Glutamine activates heat shock transcription factor‐1 (HSF1) gene transcription

Abstract

We have demonstrated that glutamine (GLN) enhances cytoprotective heat shock protein (HSP) expression. Heat shock transcription factor‐1 (HSF1) is the master regulator for HSP gene expression. We are aimed to explore GLN's effects on HSF1's activity and expression. Non‐stressed or heat‐stressed YAMC colonic epithelial cells were exposed to GLN at 0, 0.5 or 2mM. HSF1 expression, nuclear localization, trimerization and DNA binding were determined. HSF1 promoter‐driven reporter assay and deletion analysis of HSF1 gene promoter were conducted. GLN upregulated HSF1's transactivation activity by increasing its trimerization, nuclear localization and DNA binding.

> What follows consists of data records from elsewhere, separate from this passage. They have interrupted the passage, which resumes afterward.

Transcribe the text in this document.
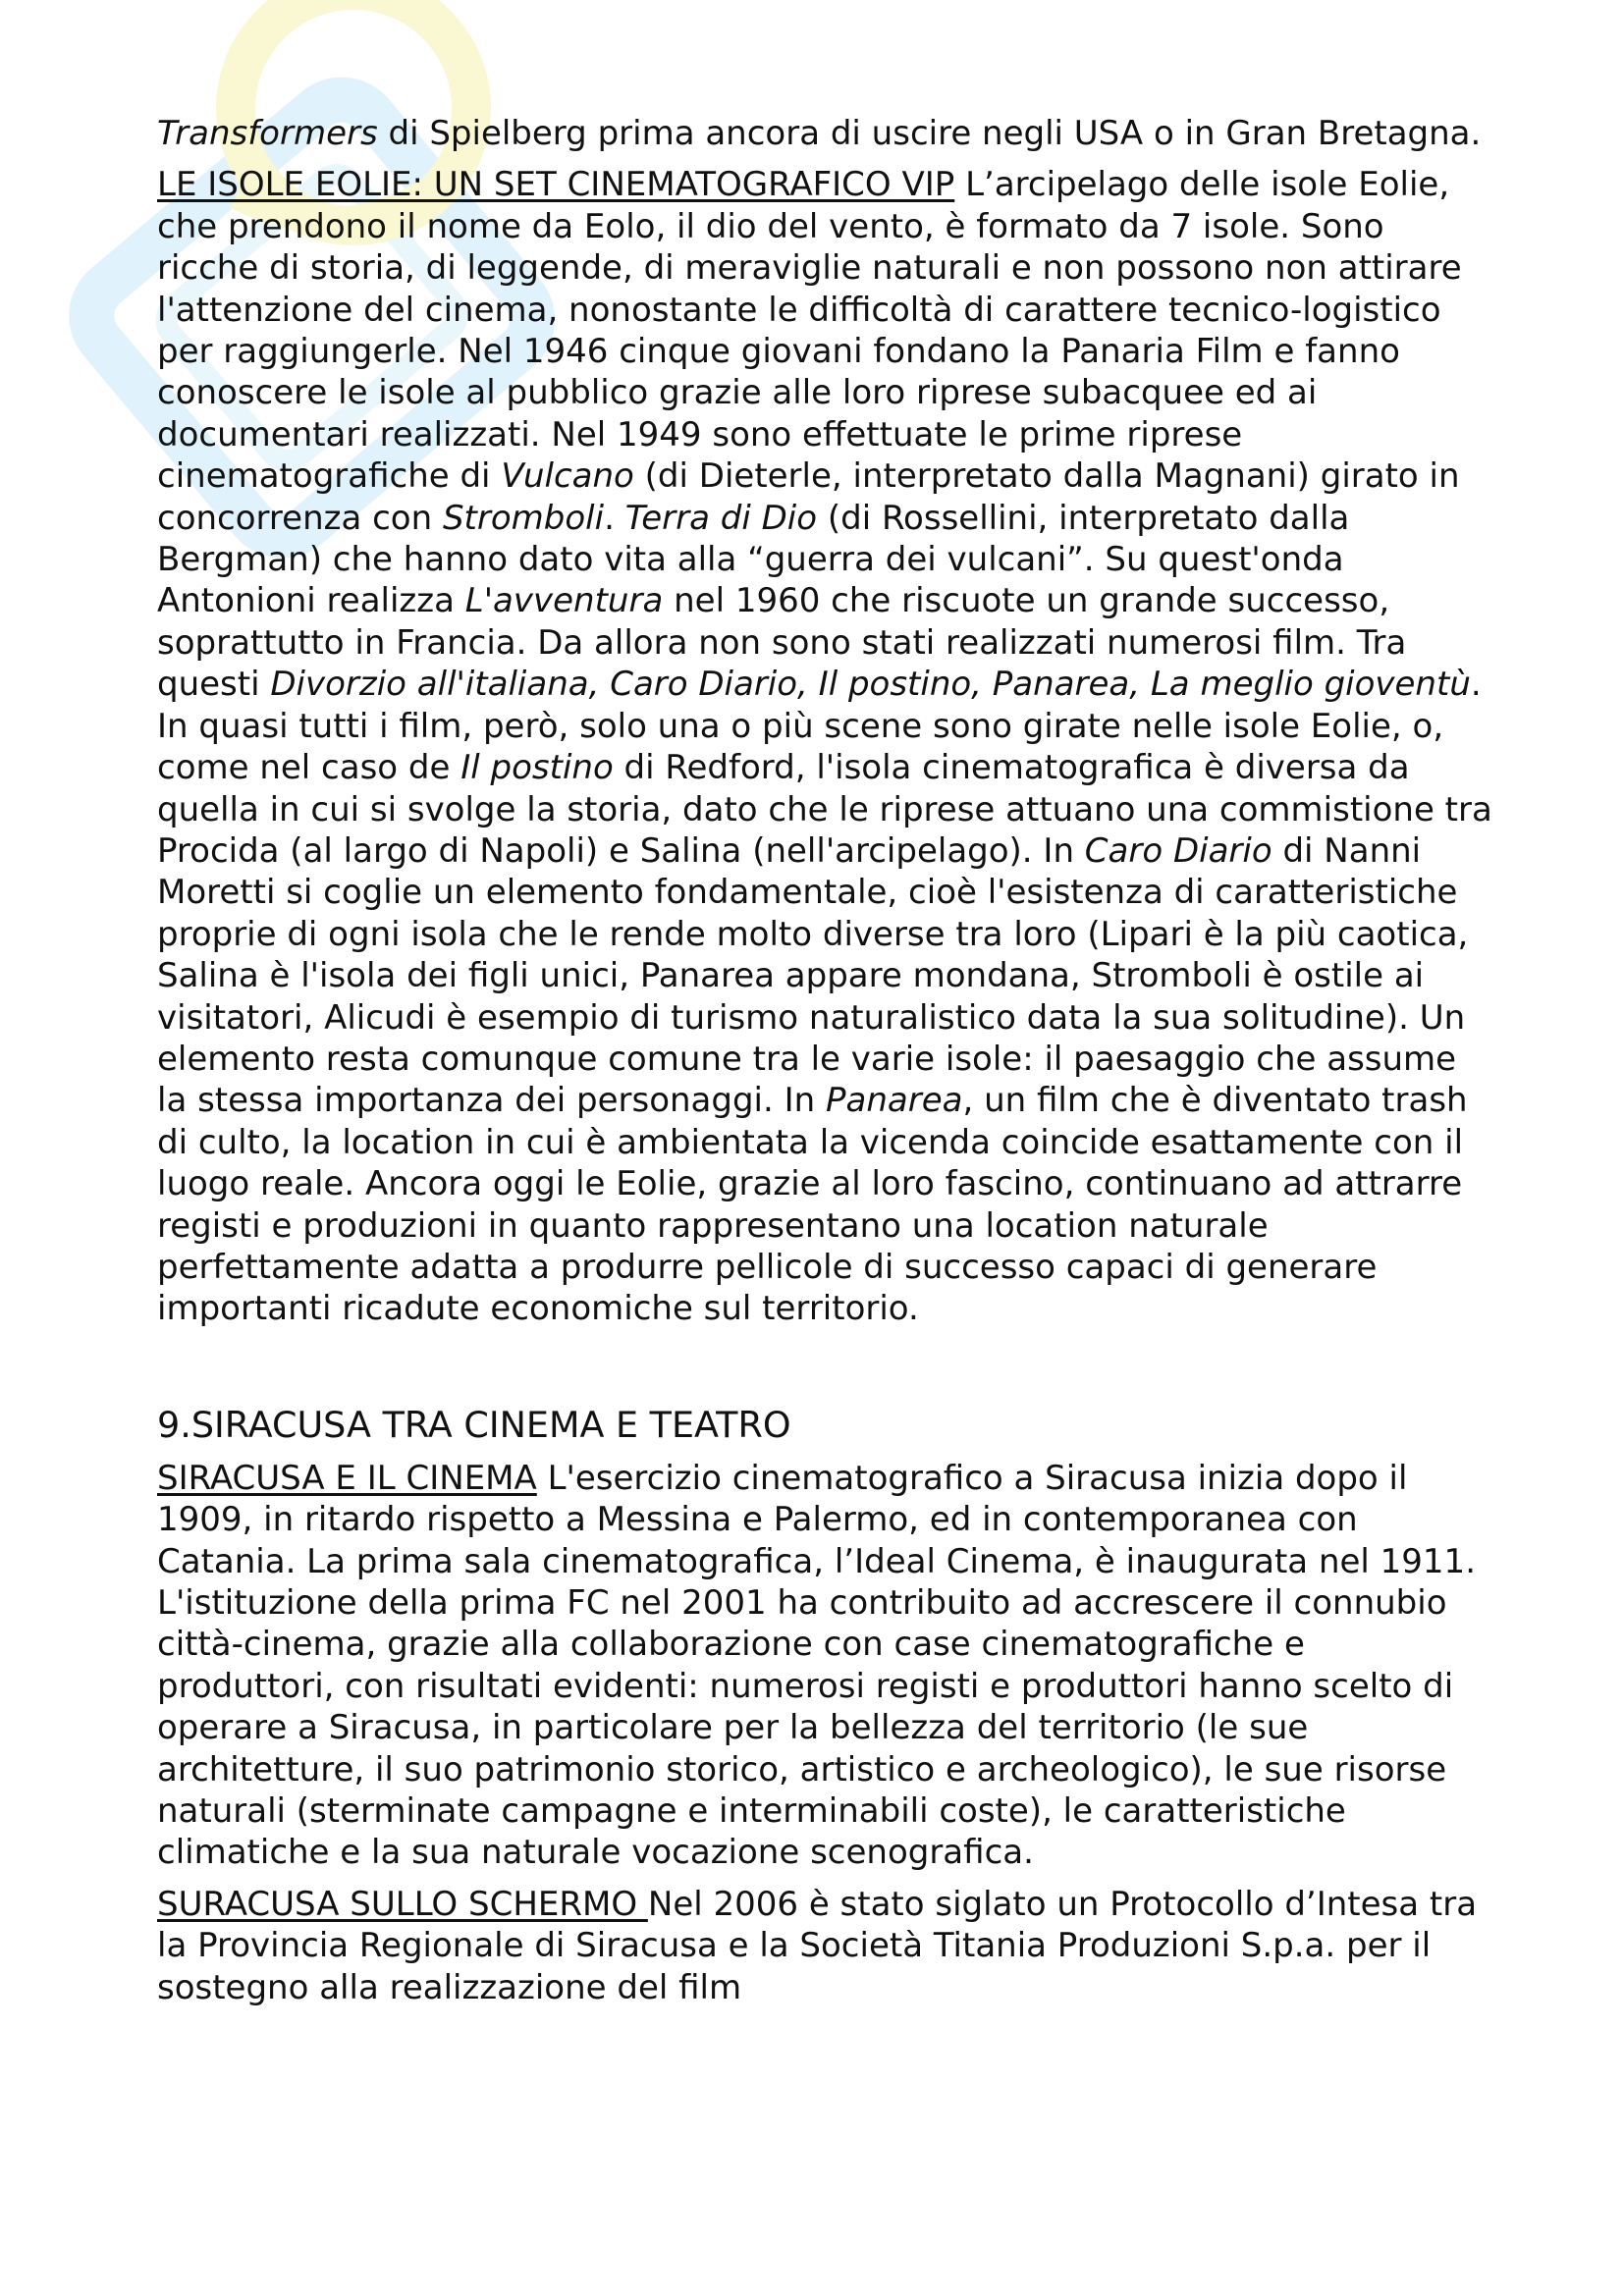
Transformers di Spielberg prima ancora di uscire negli USA o in Gran Bretagna.

LE ISOLE EOLIE: UN SET CINEMATOGRAFICO VIP L’arcipelago delle isole Eolie, che prendono il nome da Eolo, il dio del vento, è formato da 7 isole. Sono ricche di storia, di leggende, di meraviglie naturali e non possono non attirare l'attenzione del cinema, nonostante le difficoltà di carattere tecnico-logistico per raggiungerle. Nel 1946 cinque giovani fondano la Panaria Film e fanno conoscere le isole al pubblico grazie alle loro riprese subacquee ed ai documentari realizzati. Nel 1949 sono effettuate le prime riprese cinematografiche di Vulcano (di Dieterle, interpretato dalla Magnani) girato in concorrenza con Stromboli. Terra di Dio (di Rossellini, interpretato dalla Bergman) che hanno dato vita alla “guerra dei vulcani”. Su quest'onda Antonioni realizza L'avventura nel 1960 che riscuote un grande successo, soprattutto in Francia. Da allora non sono stati realizzati numerosi film. Tra questi Divorzio all'italiana, Caro Diario, Il postino, Panarea, La meglio gioventù. In quasi tutti i film, però, solo una o più scene sono girate nelle isole Eolie, o, come nel caso de Il postino di Redford, l'isola cinematografica è diversa da quella in cui si svolge la storia, dato che le riprese attuano una commistione tra Procida (al largo di Napoli) e Salina (nell'arcipelago). In Caro Diario di Nanni Moretti si coglie un elemento fondamentale, cioè l'esistenza di caratteristiche proprie di ogni isola che le rende molto diverse tra loro (Lipari è la più caotica, Salina è l'isola dei figli unici, Panarea appare mondana, Stromboli è ostile ai visitatori, Alicudi è esempio di turismo naturalistico data la sua solitudine). Un elemento resta comunque comune tra le varie isole: il paesaggio che assume la stessa importanza dei personaggi. In Panarea, un film che è diventato trash di culto, la location in cui è ambientata la vicenda coincide esattamente con il luogo reale. Ancora oggi le Eolie, grazie al loro fascino, continuano ad attrarre registi e produzioni in quanto rappresentano una location naturale perfettamente adatta a produrre pellicole di successo capaci di generare importanti ricadute economiche sul territorio.

9.SIRACUSA TRA CINEMA E TEATRO

SIRACUSA E IL CINEMA L'esercizio cinematografico a Siracusa inizia dopo il 1909, in ritardo rispetto a Messina e Palermo, ed in contemporanea con Catania. La prima sala cinematografica, l’Ideal Cinema, è inaugurata nel 1911. L'istituzione della prima FC nel 2001 ha contribuito ad accrescere il connubio città-cinema, grazie alla collaborazione con case cinematografiche e produttori, con risultati evidenti: numerosi registi e produttori hanno scelto di operare a Siracusa, in particolare per la bellezza del territorio (le sue architetture, il suo patrimonio storico, artistico e archeologico), le sue risorse naturali (sterminate campagne e interminabili coste), le caratteristiche climatiche e la sua naturale vocazione scenografica.

SURACUSA SULLO SCHERMO Nel 2006 è stato siglato un Protocollo d’Intesa tra la Provincia Regionale di Siracusa e la Società Titania Produzioni S.p.a. per il sostegno alla realizzazione del film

Further, GLN increased HSF1 protein and mRNA expression in both non‐stressed and stressed cells. Deletion analysis of HSF1 promoter shows that the key cis‐ element responsible for GLN response is present between bp −331 to −200. Within this region, deletion of the putative CCAAT enhancer binding protein (C/EBP) binding site resulted in decreased GLN response. In absence of glutamine, HSF1 expression was de‐repressed in C/EBPβ‐silenced cells. Over‐expression of the inhibitory dominant‐negative isoform of C/EBPβ repressed HSF1 expression in presence of adequate glutamine. We for the first time show that GLN not only activates HSF1's transactivation activity, but also activates HSF‐1 gene transcription per se in a C/EBPβ‐dependent manner.